During his time as mayor, Dean said Nashville went from 33rd in the state to third in teacher pay, and said Nashville became a more livable city.
Dean said he would, as governor, work to “build a coalition” with members of both parties and independents to move Tennessee forward.
“I believe the people of Tennessee want a governor who will be pragmatic, use common sense, and get things done rather than an ideologue,” he said. “Mayor LaGuardia from New York in the 1930s said, ‘There’s no Democratic or Republican way to fill a pothole. People just want the pothole filled.’ That’s want people want to see in the governor’s office.”

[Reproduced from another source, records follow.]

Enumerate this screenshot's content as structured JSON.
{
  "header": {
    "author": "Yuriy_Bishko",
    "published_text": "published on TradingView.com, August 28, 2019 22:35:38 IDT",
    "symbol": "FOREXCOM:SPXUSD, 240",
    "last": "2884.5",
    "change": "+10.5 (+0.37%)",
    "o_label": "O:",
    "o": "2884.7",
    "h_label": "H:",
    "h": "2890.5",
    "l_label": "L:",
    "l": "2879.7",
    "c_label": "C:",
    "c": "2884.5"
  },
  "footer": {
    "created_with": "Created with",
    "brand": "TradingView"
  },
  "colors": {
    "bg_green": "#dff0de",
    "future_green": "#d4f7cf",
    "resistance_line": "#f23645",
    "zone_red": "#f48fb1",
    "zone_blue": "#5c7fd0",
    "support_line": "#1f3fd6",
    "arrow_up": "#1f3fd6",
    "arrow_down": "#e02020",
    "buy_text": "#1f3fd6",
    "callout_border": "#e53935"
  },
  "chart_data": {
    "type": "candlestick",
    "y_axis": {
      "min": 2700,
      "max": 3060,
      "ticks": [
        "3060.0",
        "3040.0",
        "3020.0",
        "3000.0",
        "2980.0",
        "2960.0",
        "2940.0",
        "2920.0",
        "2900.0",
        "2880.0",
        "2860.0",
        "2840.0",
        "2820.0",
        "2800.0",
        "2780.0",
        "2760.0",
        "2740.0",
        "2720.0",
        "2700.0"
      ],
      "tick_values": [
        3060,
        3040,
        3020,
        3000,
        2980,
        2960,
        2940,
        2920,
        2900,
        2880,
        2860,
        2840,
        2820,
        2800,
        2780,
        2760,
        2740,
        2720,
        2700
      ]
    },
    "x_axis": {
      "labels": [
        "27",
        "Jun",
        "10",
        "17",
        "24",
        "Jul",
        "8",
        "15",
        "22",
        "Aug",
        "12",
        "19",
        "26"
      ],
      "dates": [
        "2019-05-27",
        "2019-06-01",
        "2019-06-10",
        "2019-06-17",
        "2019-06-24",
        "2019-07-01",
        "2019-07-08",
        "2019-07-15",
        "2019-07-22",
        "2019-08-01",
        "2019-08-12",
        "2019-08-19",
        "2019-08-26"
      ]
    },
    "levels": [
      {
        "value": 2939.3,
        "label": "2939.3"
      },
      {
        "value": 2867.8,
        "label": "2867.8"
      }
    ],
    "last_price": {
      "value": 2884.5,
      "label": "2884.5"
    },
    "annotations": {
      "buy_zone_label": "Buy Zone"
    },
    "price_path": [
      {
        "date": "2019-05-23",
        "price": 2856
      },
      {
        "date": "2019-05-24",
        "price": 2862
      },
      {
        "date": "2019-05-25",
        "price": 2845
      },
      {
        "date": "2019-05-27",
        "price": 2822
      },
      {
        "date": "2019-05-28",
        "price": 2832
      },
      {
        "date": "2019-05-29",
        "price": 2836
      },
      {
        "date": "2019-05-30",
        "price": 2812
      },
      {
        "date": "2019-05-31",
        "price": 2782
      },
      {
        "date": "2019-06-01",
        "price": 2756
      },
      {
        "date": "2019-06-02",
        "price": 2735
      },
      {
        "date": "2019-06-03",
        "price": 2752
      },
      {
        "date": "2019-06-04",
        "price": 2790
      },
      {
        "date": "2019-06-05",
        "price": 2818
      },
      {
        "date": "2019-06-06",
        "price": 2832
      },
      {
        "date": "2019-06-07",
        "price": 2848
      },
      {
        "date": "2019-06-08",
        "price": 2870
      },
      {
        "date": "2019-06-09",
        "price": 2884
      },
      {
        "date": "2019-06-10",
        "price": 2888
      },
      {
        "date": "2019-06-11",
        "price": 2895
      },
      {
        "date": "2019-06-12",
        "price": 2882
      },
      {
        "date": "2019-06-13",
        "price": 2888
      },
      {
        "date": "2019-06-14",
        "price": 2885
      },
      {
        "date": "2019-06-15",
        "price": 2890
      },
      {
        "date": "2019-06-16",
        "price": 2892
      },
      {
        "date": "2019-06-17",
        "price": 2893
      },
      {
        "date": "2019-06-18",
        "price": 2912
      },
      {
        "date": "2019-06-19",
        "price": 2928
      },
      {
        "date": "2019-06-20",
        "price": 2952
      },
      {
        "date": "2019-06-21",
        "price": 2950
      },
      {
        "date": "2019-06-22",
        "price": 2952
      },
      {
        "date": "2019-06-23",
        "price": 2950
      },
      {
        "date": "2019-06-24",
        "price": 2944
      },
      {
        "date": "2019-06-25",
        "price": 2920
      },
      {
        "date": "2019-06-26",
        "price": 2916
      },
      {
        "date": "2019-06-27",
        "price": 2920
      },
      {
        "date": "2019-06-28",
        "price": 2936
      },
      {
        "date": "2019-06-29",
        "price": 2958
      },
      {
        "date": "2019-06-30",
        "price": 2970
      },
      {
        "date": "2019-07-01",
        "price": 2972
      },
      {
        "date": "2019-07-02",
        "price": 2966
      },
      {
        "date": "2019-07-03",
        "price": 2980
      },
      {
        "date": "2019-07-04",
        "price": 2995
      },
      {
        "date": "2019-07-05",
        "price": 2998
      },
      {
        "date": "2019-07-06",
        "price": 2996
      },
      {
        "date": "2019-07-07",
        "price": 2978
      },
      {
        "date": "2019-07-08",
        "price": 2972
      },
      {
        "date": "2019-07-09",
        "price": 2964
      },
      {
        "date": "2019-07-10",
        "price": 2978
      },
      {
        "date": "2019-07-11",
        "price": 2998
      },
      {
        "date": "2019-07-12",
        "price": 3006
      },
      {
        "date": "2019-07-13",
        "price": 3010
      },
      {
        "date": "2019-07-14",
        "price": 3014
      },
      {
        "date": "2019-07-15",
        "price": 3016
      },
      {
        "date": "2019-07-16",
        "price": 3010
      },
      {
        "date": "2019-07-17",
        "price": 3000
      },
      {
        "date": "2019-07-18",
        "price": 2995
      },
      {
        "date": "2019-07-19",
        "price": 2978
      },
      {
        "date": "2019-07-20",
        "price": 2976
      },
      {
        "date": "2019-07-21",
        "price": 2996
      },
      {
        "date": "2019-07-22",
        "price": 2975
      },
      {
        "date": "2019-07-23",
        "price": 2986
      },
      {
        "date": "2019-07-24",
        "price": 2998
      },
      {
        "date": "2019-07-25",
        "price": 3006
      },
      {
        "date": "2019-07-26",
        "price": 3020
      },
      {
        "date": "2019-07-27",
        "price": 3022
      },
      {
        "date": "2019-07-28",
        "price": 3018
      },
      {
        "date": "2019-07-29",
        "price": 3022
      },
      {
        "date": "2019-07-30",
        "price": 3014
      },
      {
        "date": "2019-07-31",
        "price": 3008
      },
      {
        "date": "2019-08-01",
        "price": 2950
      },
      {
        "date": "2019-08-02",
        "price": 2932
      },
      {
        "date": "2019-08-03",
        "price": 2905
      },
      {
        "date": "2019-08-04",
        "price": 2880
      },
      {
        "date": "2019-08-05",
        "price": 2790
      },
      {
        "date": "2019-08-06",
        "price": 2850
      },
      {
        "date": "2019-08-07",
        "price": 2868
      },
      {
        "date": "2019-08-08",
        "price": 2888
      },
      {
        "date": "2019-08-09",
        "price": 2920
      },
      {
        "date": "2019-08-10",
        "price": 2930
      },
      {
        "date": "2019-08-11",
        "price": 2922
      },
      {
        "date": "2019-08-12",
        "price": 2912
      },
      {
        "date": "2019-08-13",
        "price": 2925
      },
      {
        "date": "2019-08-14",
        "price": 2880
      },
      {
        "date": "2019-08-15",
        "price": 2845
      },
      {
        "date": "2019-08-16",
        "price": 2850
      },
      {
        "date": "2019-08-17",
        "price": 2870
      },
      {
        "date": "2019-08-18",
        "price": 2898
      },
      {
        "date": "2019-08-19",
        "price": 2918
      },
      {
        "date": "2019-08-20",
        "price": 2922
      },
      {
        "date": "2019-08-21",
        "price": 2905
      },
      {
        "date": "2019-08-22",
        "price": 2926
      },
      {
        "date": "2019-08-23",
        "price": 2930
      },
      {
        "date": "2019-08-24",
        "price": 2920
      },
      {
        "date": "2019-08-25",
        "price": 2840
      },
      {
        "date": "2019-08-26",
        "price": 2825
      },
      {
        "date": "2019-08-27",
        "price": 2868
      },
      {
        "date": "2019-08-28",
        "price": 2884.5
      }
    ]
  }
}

Fitzhugh, a native of Ripley who represents Crockett, Haywood and Lauderdale counties in the Tennessee House, currently serves as the Minority Leader and touted his experience in state government and in private business, where he serves as Chief Executive Officer of the Bank of Ripley.
“I’m getting around and letting folks know me,” Fitzhugh said. “I’ve learned a lot about state government and what happens to taxpayers’ money. That experience will serve me should I be elected.”
Both candidates cited strong support for public education. Dean called education “the overriding issue” in Tennessee, while Fitzhugh described himself as “a strong proponent of public schools” and noted his opposition to a state voucher program.
“There is no place for vouchers in Tennessee,” Fitzhugh said. “I believe very strongly in public schools and have fought for them in the legislature.”
Dean also called for more vocational and technical training for those who choose not to attend college. Fitzhugh called for more education funding, saying that Tennessee was 42nd nationally in the amount of money spent on schools.
“We need to have better teacher pay, better abilities for rural communities to have quality schools,” Fitzhugh said.
Both candidates also spoke in favor of Medicaid expansion under the Affordable Care Act, a position the General Assembly has not been willing to endorse thus far. Gov. Haslam’s plan for such expansion died in committee during a 2015 special session.
“The biggest moral failure we’ve had in this state during my time in the legislature was not to take that $3.7 billion. It’s a sin,” Fitzhugh said. “If I’m elected, the first thing I will press for is to get it done.”
“It was a huge mistake when the legislature didn’t do Medicaid expansion,” Dean agreed. “We turned down access to $3.7 billion to offer affordable health care to our citizens.”
Dean said Tennessee was No. 2 in the nation behind Texas in rural hospital closures, because of the lack of Medicaid expansion.
“How hard is it to keep people in a community when the hospital closes? How hard it is to get citizens to move into a community and attract new jobs when the hospital closes?” Dean said.
Economic development was also an area of focus for both candidates.
“We have to make sure we do all we can to keep rural and small-town Tennessee life,” Dean said. “Rural broadband is essential, town centers and squares need to remain vital and active places that continue to attract people.”
Fitzhugh called for better opportunities for all Tennesseans, saying, “We all do better when we all do better.”
Fitzhugh said he envisioned more high-paying jobs, including more focus on infrastructure and education.
“Roads plus education plus broadband equals jobs,” he said. “It’s that simple.”